パネルディスカッション「アクションプラン推進に向けて国内外で取るべき施策」
パネリスト(五十音順・敬称略):
  • 梅田 千史(MSD株式会社 執行役員 肝炎・感染症・麻酔 ビジネスユニット統括 兼 ワクチンビジネスユニット統括)
  • 賀来 満夫(東北大学大学院 内科病態学講座 総合感染症学分野/ 感染制御・検査診断学分野 教授)
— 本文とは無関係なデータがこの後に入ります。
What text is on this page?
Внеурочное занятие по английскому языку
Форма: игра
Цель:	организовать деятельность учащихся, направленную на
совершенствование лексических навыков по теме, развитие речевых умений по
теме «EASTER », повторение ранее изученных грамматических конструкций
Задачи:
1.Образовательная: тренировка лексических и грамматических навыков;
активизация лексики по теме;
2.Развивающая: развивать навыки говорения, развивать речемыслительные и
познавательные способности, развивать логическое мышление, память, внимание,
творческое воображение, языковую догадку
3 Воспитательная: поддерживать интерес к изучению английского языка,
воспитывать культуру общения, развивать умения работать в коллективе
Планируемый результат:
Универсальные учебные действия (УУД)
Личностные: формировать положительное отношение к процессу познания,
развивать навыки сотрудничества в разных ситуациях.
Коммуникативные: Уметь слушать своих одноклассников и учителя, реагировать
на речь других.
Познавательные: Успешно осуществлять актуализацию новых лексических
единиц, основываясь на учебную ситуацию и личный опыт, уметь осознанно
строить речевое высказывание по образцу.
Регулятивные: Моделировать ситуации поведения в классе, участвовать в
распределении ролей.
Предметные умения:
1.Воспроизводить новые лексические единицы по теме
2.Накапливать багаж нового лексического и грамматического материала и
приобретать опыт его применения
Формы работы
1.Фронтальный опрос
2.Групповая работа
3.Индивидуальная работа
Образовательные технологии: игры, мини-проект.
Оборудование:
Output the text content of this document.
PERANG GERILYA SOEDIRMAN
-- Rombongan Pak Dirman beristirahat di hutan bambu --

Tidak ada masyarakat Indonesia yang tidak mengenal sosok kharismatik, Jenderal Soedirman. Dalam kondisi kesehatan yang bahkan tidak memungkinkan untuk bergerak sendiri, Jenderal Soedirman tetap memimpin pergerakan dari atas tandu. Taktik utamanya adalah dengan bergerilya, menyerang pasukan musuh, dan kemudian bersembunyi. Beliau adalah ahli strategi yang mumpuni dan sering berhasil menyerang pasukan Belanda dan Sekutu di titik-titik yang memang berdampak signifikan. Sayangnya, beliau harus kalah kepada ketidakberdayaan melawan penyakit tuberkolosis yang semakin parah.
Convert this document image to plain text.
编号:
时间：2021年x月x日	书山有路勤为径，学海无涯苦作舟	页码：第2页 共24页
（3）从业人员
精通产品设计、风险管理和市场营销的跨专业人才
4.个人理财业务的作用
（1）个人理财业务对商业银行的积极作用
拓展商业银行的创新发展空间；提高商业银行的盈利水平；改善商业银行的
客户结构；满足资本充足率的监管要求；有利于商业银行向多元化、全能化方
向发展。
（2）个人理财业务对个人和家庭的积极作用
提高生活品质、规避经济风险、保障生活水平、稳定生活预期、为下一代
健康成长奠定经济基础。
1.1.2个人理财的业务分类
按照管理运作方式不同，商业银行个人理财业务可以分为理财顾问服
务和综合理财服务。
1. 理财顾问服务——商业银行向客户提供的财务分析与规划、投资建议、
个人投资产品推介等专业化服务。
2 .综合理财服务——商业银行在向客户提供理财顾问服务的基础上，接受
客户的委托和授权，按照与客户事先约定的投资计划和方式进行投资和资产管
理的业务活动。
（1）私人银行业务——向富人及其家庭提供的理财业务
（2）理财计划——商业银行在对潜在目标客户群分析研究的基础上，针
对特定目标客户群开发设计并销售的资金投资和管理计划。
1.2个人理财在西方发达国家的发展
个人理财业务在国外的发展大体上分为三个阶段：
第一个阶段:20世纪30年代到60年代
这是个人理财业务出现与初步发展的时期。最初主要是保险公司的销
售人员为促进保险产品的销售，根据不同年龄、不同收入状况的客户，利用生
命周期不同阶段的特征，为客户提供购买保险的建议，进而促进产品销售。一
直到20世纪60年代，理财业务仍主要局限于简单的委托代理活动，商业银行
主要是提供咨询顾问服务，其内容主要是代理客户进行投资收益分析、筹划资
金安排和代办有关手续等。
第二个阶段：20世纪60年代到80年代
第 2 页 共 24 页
  • 牧野 友彦(WHO西太平洋地域事務局 医官)
  • Michael Bell(米国疾病予防管理センター 医療品質促進課 副課長)
モデレーター:
  • 髙松 真菜美(日本医療政策機構 マネージャー)
本パネルセッションでは、「AMR政策の進展に向けた7つの提言(専門家会合まとめ)」における迅速かつ正確な診断の推進、抗菌薬開発促進のインセンティブそして日本からの世界への貢献について深い議論がなされたとともに、地域ネットワークを利用したデータの収集・活用や各地域の医療体制の実情を踏まえた適正使用の推進・徹底の重要性等についてもより具体的な議論が展開されました。またAMR対策を行ううえでの各国の現場レベルでの課題についても、会場から多くの質問やコメントがあり、活発な議論が交わされました。
 
 
基調講演:欧州の取り組みおよび英国の事例
  • Dame Sally Davies (英国政府 主席医務官/AMRに関する国連機関間調整グループ共同議長)
基調講演で、Dame Sally Davies英国政府主席医務官より、英国がAMR対策を最優先課題として、国内外において積極的にワンヘルス・アプローチによる取り組みを拡大していること、国内外に基礎研究促進と医療システムの維持向上に向けた資金を投資することにより、国際的なリーダーシップをはかっていること等についてお話しをいただきました。
 
 
閉会の辞
  • 塩崎 恭久 (衆議院議員/前厚生労働大臣)
閉会の辞では、衆議院議員の塩崎恭久氏より、欧米諸国における積極的なAMR対策を受けて、日本でもアクションプランが策定されたことを皮切りに国際的なリーダーシップを発揮されている実情や、我が国のAMR対策を推進するためには、農業や環境分野も含めた産官学の協働に向けた意識啓発の必要性等についてもお話しいただきました。